UK Transport Emissions to Overshoot Carbon Budget

UK transport emissions are set to overshoot the Climate Change Committee’s (CCC’s) 6th and 7th Carbon Budgets.
That’s the conclusion of a new report, Overshoot, by Greg Marsden of the University of Leeds.
Carbon Reduction
The government’s Carbon Budget & Growth Delivery Plan (CBGDP) is around 15% less ambitious than the CCC’s 7th Carbon Budget (which itself is less ambitious than the 6th Carbon Budget).
The CBGDP plans for another 10 million vehicles by 2050, a trajectory far higher than the current trend.
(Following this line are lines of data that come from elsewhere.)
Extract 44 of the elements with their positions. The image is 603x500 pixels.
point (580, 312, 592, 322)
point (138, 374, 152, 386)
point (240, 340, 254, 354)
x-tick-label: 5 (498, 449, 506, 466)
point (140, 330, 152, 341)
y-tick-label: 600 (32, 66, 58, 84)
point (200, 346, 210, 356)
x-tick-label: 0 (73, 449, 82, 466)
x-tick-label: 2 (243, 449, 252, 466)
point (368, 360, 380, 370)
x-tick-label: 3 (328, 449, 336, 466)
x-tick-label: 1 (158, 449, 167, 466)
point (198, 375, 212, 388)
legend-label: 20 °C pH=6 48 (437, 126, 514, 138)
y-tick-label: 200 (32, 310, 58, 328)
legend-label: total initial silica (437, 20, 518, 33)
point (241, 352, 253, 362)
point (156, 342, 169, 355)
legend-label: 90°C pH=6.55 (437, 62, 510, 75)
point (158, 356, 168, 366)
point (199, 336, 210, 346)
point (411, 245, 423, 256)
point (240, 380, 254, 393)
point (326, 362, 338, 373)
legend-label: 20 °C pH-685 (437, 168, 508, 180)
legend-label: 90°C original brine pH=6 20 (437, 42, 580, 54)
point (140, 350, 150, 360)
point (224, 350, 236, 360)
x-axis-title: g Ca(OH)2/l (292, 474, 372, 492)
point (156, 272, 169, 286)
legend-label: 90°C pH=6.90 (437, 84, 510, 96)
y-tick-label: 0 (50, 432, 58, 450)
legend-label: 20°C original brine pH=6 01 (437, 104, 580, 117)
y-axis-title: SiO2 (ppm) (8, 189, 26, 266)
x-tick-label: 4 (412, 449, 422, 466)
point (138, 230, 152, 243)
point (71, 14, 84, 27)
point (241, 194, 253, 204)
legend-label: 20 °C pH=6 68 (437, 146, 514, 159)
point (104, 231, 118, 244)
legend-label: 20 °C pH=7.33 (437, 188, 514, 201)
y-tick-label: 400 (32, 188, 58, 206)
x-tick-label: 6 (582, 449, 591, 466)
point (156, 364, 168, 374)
The DfT is therefore over-estimating growth in vehicle ownership.

Because the government is over-estimating vehicle sales, it is over-estimating electric vehicle adoption.
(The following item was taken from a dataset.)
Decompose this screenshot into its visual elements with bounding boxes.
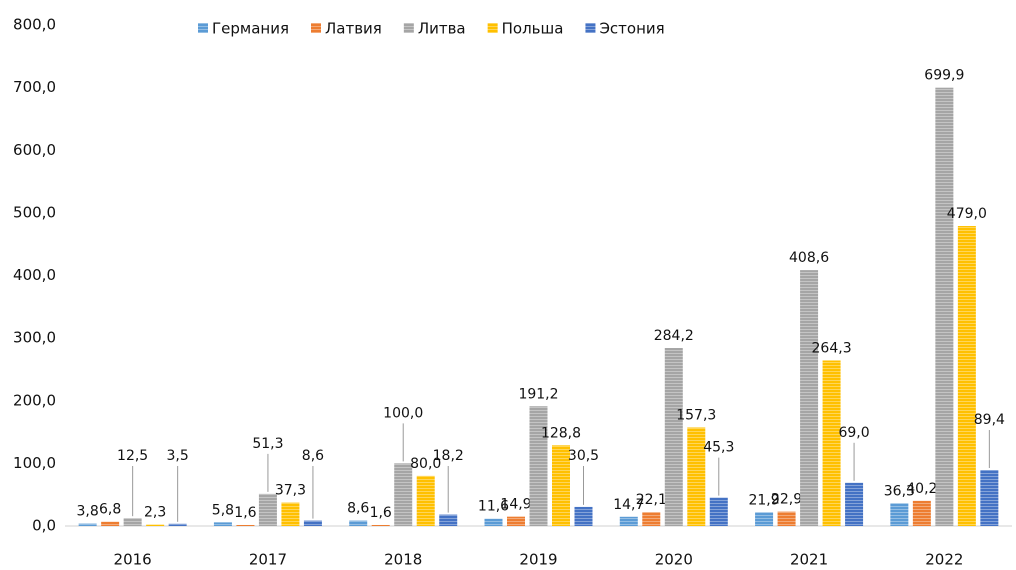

Also, although Battery Electric Vehicles (BEVs) will make up most new vehicles, they are more carbon-intensive to manufacture than Internal Combustion Engine (ICE) cars.
Manufacturing emissions may be accounted for under a different heading to transport emissions, but they are still a consequence of transport policy.
Road Traffic Levels
Although the government thinks there will be far more vehicles, they expect them to be driven 14% less by 2050.
Previous research has shown that for transport emissions to come within the Carbon Budgets, there must be an absolute reduction in vehicle miles travelled of at least 20%.
However, government policy in the CBGDP for the period 2025-2040 is for traffic levels only 1% lower than business as usual (represented by the National Road Traffic Forecast).
This means 16% more traffic in 2040 than in 2025.
It also means that the DfT is planning for annual growth in car traffic which is more than double the actual rate from 2000 to 2024.
Although the population is increasing, distance driven per person is going down.

The report’s conclusion is:
‘There is no serious commitment to road traffic reduction either in relative or absolute terms implied in the CBGDP’.
It’s worth adding that the National Road Traffic Projections lead to a 27% rise in congestion by 2060, which impacts on productivity and growth.
Conclusions
The CBGDP represents an overshoot of 223MtC compared with the 7th Carbon Budget.
Even slippage in BEV adoption targets of two years leads to an overshoot of 425MtC. That corresponds to the whole of the carbon budget for transport for 2031 to 2050.
From one government delivery plan to the next, the level of ambition on carbon reduction from surface transport diminishes.
Road traffic reduction is the main tool to get us back on track.
The report also suggests:
- fewer cars which are more shared between households or communities
- carbon impacts of new roads being a determining factor in whether to go ahead
- transport planning should be done on the basis of more realistic assumptions about vehicle ownership, road traffic growth and fleet turnover
- honest but ambitious pathways for reducing traffic growth
- establish a task force to explore new mobility solutions
In relation to reducing traffic growth, the report notes that under new Local Transport Plan guidance, local authorities will be obliged to report Quantifiable Carbon Reductions (QCRs) from their actions.
QCRs are also part of Integrated Settlements with Mayoral Combined Authorities.